The first wave of electric vehicle purchasers, the early adopters, have been an interesting mix of folks who are more environmentally conscious (or want to appear so), techy geeky, and those who are into high performance cars (yes, Ferrari and Lamborghini have lost sales to Tesla).
Electric vehicles are now moving from the early adopter stage into the early majority stage as average people begin buy them for benefits such as their being quieter and smoother, not having to pump gas or take time to do so, less maintenance, lower operating costs, and concerns about the resale values of ICE cars.
For operating costs an electric mile costs about $0.12 less than a gas mile. Assuming a PHEV owner drives 12,000 miles per year on electric and the rest on gas this is about $1,500 savings just in fuel and oil.

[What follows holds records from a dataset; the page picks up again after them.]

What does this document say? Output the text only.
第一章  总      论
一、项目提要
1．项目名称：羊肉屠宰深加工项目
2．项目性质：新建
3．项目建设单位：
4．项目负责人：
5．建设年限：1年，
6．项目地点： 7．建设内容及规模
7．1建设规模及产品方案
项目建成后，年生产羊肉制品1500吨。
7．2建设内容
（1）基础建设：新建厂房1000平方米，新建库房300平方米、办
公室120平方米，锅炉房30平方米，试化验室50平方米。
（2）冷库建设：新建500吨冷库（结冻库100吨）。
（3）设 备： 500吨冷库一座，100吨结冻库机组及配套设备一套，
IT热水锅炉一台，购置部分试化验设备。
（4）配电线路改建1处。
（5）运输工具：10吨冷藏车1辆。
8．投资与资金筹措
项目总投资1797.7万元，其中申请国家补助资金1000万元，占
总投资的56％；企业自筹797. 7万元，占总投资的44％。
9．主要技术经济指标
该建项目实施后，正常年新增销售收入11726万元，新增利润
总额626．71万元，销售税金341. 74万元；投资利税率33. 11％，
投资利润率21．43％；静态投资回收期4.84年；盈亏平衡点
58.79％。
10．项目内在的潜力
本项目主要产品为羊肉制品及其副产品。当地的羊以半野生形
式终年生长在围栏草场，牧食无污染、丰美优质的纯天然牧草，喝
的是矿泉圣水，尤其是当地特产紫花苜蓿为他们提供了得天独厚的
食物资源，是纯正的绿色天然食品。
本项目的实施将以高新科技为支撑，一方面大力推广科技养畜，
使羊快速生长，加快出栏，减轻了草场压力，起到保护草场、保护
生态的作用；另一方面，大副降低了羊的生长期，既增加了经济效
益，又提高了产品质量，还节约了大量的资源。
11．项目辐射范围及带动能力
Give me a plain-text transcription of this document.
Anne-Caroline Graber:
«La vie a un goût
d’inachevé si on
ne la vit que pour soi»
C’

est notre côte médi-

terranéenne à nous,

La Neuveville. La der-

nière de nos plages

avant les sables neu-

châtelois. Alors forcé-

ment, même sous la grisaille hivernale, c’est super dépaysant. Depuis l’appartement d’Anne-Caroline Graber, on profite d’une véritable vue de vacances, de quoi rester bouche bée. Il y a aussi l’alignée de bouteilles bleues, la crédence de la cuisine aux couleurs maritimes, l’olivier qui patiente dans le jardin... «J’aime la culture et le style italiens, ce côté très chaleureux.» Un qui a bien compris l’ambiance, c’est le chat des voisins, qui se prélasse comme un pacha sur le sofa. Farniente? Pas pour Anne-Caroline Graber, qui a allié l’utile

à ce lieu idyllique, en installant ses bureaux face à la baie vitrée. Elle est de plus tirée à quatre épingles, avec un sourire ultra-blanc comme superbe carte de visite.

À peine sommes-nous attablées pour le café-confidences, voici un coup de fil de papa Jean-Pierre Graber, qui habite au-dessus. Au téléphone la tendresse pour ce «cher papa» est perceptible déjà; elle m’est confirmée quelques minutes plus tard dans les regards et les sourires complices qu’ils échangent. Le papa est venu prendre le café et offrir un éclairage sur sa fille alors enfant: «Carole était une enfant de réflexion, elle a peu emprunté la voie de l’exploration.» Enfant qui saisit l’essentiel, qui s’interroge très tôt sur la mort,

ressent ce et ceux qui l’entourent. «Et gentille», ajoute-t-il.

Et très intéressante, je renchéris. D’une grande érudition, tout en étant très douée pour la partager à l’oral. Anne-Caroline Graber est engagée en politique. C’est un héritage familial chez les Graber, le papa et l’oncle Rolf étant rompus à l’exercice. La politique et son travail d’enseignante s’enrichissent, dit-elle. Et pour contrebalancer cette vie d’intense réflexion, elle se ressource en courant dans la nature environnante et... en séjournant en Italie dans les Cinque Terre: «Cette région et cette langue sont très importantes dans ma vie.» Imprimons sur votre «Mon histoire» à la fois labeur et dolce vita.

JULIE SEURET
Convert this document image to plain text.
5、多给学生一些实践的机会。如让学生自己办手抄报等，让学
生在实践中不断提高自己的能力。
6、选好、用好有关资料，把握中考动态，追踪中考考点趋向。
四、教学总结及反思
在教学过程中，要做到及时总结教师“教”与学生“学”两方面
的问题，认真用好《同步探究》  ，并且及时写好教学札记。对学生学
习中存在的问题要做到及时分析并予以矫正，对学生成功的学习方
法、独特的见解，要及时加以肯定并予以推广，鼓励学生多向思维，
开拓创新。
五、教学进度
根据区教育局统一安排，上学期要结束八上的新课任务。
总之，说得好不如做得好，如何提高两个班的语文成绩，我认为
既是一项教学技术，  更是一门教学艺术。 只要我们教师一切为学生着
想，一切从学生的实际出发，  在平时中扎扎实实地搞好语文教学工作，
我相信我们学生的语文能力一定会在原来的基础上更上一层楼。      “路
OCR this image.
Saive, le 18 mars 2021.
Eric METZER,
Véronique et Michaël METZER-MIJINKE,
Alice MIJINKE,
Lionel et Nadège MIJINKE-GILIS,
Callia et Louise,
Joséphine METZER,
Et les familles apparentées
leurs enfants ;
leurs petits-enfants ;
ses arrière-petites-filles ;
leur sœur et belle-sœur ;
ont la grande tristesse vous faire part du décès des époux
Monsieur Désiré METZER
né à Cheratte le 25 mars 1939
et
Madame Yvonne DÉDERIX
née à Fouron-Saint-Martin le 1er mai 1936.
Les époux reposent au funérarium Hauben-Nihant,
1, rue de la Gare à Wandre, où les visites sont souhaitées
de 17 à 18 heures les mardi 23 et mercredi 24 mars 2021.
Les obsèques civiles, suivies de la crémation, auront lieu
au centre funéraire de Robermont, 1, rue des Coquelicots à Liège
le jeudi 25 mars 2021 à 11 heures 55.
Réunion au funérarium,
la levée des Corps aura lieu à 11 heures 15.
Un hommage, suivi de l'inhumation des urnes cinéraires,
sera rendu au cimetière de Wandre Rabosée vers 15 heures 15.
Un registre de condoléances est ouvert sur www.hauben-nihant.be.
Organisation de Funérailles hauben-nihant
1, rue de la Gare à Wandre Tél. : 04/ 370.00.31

Add in maintenance savings and we’re talking real money.
Tomorrow, a look at the change over from ICE to EV and a stab at some predictions.
 There are three PHEV architectures; Series where the drive system is all electric and the gas engine is used to recharge the batteries, Parallel where the electric motor and gas engine both provide propulsion, and Series/Parallel that has a bit of both.
 Cadillac (GM) and Toyota (and Lexus) have stated that they believe that Hydrogen Fuel Cell (HFC) vehicles are the future and that variations of electric are only an interim step to that. HFC have a steep road ahead though as costs and risks are still considerable.
 An electric mile is about $0.03 for electricity. A gas mile at $1.76 per gallon is $0.12 to $0.22 for fuel and oil. This assumes that tires, maintenance, and insurance will be about the same for each. Realistically maintenance is expected to be considerably less for electric.